Olmsted preferred his landscapes to be for all citizens, not just the privileged, but his earlier victory over Hunt’s design for Central Park lost ground when, after donating $145,000 toward the installation of an Ancient Egyptian obelisk in Central Park, Cornelius’ son William Henry insisted that some of the boulevards be converted to horse racing tracks where he and his Seal-Skin Brigade could freely run their horse-drawn carriages (Patterson, 1989). [5] In his address on Central Park in 1870, Olmsted, resisting William Henry’s proposal for the race tracks, reiterated that his parks were designed for the benefit of the public, noting that the “change both of scene and of air which would be obtained by people engaged for the most part in the necessarily confined interior commercial parts of the town…would be worth a great deal” (Olmsted in Parks, p. 61, my emphasis). Olmsted’s mention of the park’s “worth” to the people would have struck a chord for his wealthy patrons. The workers upon whom these powerful figures had built their capital empires could be refreshed by the purified air of the parks, returning to work after their Sunday strolls with renewed vigor. Olmsted’s arguments fell on deaf ears, however, and the changes Vanderbilt and his Seal-Skin Brigade had requested were instituted, but not without adverse affects. On December 29, 1876 one of the Vanderbilt trains shot off a bridge, killing 83 passengers, further driving William Henry’s popularity into a downward spiral, and the low wages he paid his workers (1.75/day) in part resulted in the July 16, 1877 labor strike. Rather than improving conditions for his workers, however, Vanderbilt’s response was added luxury for his passengers, quicker train rides, and lower ticket prices (Patterson).

 

Still feeling the sting of the alterations made to Central Park, Olmsted was asked to design the landscape for Chicago’s 1893 Columbia Exposition.
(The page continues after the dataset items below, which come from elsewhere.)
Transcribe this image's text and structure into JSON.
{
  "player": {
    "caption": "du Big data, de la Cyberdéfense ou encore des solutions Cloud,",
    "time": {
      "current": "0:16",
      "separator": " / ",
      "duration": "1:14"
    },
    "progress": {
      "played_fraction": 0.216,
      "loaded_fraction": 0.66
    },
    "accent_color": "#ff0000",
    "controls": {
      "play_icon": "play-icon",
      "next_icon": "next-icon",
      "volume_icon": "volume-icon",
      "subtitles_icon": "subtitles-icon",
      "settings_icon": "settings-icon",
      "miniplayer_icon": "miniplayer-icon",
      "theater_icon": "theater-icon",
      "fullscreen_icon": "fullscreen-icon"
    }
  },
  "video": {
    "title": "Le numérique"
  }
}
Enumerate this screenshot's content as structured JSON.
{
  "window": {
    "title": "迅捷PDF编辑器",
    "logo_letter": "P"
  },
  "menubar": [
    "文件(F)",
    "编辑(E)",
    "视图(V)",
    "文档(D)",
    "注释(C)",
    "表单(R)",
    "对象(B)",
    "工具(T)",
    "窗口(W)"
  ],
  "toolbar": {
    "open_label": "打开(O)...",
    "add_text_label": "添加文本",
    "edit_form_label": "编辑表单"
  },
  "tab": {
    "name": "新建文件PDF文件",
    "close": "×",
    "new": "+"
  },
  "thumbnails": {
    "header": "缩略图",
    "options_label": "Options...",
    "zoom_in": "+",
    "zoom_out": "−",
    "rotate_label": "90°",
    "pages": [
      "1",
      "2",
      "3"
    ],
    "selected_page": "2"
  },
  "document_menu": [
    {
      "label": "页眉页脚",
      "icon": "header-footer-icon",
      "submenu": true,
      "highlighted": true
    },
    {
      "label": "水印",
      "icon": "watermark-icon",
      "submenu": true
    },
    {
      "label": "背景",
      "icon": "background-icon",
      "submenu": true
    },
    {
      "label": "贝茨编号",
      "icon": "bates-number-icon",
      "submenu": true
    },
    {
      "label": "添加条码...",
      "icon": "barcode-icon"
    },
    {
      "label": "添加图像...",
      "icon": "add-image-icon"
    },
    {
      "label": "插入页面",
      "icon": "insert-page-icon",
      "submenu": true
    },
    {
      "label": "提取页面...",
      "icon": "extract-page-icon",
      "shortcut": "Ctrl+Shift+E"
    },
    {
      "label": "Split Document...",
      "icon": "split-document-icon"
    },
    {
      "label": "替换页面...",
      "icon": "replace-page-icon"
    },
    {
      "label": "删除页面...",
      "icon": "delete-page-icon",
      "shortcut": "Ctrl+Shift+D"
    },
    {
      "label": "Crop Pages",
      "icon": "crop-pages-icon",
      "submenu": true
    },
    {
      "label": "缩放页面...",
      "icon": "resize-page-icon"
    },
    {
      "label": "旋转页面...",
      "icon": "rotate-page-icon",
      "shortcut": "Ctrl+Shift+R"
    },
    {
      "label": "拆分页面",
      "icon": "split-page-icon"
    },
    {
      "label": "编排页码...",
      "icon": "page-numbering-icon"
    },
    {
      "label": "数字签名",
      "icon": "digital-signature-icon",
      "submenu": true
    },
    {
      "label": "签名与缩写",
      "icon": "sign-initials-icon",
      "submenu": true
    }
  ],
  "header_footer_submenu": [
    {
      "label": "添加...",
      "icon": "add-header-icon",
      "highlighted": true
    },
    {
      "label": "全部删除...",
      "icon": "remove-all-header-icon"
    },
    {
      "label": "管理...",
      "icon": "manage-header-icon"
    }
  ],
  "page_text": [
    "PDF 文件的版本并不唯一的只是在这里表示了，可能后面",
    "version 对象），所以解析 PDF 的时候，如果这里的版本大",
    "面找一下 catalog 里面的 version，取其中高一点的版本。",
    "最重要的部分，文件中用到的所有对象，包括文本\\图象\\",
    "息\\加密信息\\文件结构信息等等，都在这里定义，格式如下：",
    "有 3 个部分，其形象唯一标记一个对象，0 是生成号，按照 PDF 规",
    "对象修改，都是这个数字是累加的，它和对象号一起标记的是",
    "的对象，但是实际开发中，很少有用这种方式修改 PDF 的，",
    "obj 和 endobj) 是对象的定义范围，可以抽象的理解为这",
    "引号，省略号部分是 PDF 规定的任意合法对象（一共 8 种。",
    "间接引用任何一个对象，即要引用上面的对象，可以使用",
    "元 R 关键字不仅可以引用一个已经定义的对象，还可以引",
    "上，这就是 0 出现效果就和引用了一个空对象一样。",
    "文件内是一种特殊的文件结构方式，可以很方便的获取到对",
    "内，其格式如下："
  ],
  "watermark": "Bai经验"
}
His original plan stood in contrast to the more formal elements proposed by Burnham, who envisioned acres of impermanent Neoclassical structures. [6] He repeatedly had to modify his original plans to suit Burnham’s demands, [7] but he designed the Wooded Island as an isolated area separated from “all the splendor and glory and noise and human multitudinousness of the great surrounding Babylon” (Olmsted in Hall, 1995, p. 214). In Public Parks, Olmsted established his belief that trees possess healing qualities, stating, “Air is disinfected by sunlight and foliage. Foliage also acts mechanically to purify the air by screening it” (p. 32). Olmsted also noted the spirit of unity in which people gathered in his park in New York, where “you will find a body…coming together, and with an evident glee in the prospect of coming together, all classes largely represented” (p. 40). The reader must note the democratizing affect of the naturalized landscape does not, however, eliminate the various classes. This amalgamation of classes had gathered “with a common purpose…competitive with none, disposing to jealousy and spiritual or intellectual pride toward none, each individual adding by his mere presence to the pleasure of all others, all helping to the greater happiness of each” (ibid). Nature itself drew all people together, and the purifying quality of air as it passed through the foliage was, he believed, as with the Romantic poets and philosophers upon which he sketched his theories, instrumental in enacting this democratizing effect.

 

As he designed the foliage intended to purify the air of the crowded Exhibition in Chicago, Olmsted had hoped to orchestrate even the “effects of the boats and the water fowl as incidents of movement and life, the bridges with respect to their shadows and reflections, their effect in extending apparent perspectives and in connecting terraces and buildings” (Olmsted in Hall, p. 214). He spoke of the lagoons as his canvas, the water serving to unite the buildings “together and thus creating unity of composition” (ibid). [8] Burnham acknowledged the artistry with which Olmsted painted his landscape, noting during a banquet in New York celebrating the success of the Exposition that as artist, Olmsted “paints with lakes and wooded slopes, with lawns and bands and forest-covered hills, with mountainsides and ocean views” (Burnham in Hall, p. 216-17). Without Olmsted’s masterful artistry, Burnham conceded, Chicago’s Exposition would not have been counted as a success (ibid). As Olmstead’s sights turned again to Biltmore, he was fully aware that average American citizens were not likely to benefit from the park-like setting he was designing for the young George Vanderbilt.

 

Olmsted’s overarching design for Biltmore Estate was as finely nuanced, as complexly shaded, and as deeply seated in tradition as the concept of an English landscape painting itself. Biltmore’s sloping hills, naturally constructed forests and vast stretches of lawn reflect Gilpin’s design, who in Forest Scenery explained that a “house is connected with the country through the medium of the park” (p. 254). Gilpin’s painterly reference to a park as “medium” is later reflected in Olmsted’s concept of landscape as canvas. When Gilpin added, “the park should partake of the neatness of the one and of the wilderness of the other,” he drew out the elements of Burke’s 1756 essay “On the Sublime and the Beautiful.” Like Burke, for Olmsted, more than democratic ideology was at stake. Fein pointed out that Olmsted understood the “new center of power with respect to the environment lay with men of industrial wealth and with the designers they employed” (p. 8). Olmsted had learned his lesson from the devastation of Central Park. Powerful men like Vanderbilt were the ones who would shape future landscape and geographical policies.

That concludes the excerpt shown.